RIO - Sexta-feira, primeiro dia do verão. A cena soa banal. Um dos termômetros do Leme marca 29 graus. Turistas e cariocas lotam os quiosques. A areia está cheia de banhistas. A brisa dá um refresco. A água do mar, cristalina e calma, reflete o céu estrelado. Estrelado? É isso. O mesmo totem que registra a temperatura “testemunha’’ o horário: 0h25m. Tendência nas últimas estações, ir à praia de noite deixou de ser um modismo e fincou o pé na areia como um hábito, que muitas vezes vara a madrugada.
— Está muito quente para ficar trancado no apartamento. Chamei os amigos, e viemos juntos para cá, sem hora para ir embora — justificou o motorista de aplicativo Hudson Lemos, de 37 anos, que levou mulher e dois filhos do Estácio para Copacabana, depois das 23h.
A troca do sol pela lua deixa a praia diferente. Nas areias, a ausência de comerciantes faz com que cadeiras deem lugar a um maior número de cangas e toalhas, que, somadas a mochilas, podem ser transformadas em camas improvisadas. Para facilitar na hora da cervejinha à beira-mar, um grupo de amigos da Tijuca levou uma mesa para as areias do Leme.
É proibido proibir
Proibido entre 8h e 17h, o clássico e tradicional altinho tem reinado no trecho de areia próximo ao mar durante as madrugadas. Mas nem tudo muda tanto no mundo. No Arpoador, caixinhas portáteis reverberam em alto e bom som versos de Anitta, Wesley Safadão e Diogo Nogueira.

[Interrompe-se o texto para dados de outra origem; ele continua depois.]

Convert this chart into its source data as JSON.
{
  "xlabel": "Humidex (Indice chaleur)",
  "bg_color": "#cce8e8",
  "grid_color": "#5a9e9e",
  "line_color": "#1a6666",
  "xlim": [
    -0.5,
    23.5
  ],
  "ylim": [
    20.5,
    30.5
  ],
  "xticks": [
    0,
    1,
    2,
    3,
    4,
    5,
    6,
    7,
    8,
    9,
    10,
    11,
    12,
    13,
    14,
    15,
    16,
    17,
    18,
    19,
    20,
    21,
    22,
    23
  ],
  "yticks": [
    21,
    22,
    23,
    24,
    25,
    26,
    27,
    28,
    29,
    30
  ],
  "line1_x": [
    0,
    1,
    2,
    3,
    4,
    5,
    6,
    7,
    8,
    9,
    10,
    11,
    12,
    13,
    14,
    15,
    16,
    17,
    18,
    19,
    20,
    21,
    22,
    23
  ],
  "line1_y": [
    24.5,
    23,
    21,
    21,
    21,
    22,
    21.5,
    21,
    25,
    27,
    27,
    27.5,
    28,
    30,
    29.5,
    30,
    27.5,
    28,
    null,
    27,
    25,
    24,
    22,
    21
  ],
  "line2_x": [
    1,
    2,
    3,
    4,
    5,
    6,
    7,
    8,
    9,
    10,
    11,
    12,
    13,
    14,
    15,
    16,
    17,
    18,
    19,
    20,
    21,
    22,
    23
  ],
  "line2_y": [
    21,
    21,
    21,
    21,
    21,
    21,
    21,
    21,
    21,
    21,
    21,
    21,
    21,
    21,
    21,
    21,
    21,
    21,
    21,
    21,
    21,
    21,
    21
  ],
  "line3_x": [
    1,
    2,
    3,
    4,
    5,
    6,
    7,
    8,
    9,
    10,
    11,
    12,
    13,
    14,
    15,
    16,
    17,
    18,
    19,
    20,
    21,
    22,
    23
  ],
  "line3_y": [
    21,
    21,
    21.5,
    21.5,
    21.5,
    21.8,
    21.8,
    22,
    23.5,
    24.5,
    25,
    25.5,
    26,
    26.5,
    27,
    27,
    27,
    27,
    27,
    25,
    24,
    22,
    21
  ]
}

— Aproveitamos o horário permitido e a falta de sol — diz o profissional autônomo Luciano Amaro, de 26 anos, morador de Laranjeiras.
Além daqueles que querem fugir do calor dentro de casa, a praia noturna é espaço para os mais variados perfis de banhistas: moradores da Zona Sul que decidem dar aquela esticada após o trabalho; turistas que não querem perder nem um minuto de seu tempo no Rio de Janeiro; e também famílias que moram em outras regiões do estado.
— Somos de Belford Roxo, na Baixada, e viemos para ficar até o fim do dia seguinte. Quem trabalha conseguiu uma folga. Juntamos o que tínhamos nos armários, colocamos dentro das mochilas e saímos para “farofar’’, mas sem o frango assado. E o que não tinha em casa, compramos no mercado — afirma a cabeleireira Marília Marques, de 36 anos, que levou sanduíches, biscoitos e até macarrão.
Quem não leva de casa, gasta. O comerciante Adriano Cavalcanti, de 36 anos, trabalha desde 1992 num quiosque do Arpoador. Segundo ele, a praia cheia após o pôr do sol aumentou seu movimento em cerca de 70%:
— De dia tem os barraqueiros, que vendem bebidas e acabam ficando com quase todo o público na areia. À noite eu consigo lucrar bem mais. A hora de ganhar dinheiro é essa.
Maria Célia da Rocha embarcou na oportunidade: trabalha de dia em sua pensão e vende sanduíches na praia durante a noite:
— Estou aqui há duas semanas, e o movimento está cada vez maior. O Brasil está em crise, e decidi aproveitar o verão, que atrai muita gente.
Arpoador e Leme, com maior iluminação, são as mais procuradas. Segundo a Guarda Municipal, a segurança é feita em turnos durante a madrugada. A PM informa que atua 24 horas na orla. Amanhã, o Rio começa a sentir os primeiros efeitos da chegada de uma “frente fria’’ (a temperatura máxima deve ficar na casa dos 35 graus), com nebulosidade e possibilidade de chuvas. Nada que atrapalhe uma boa praia noturna.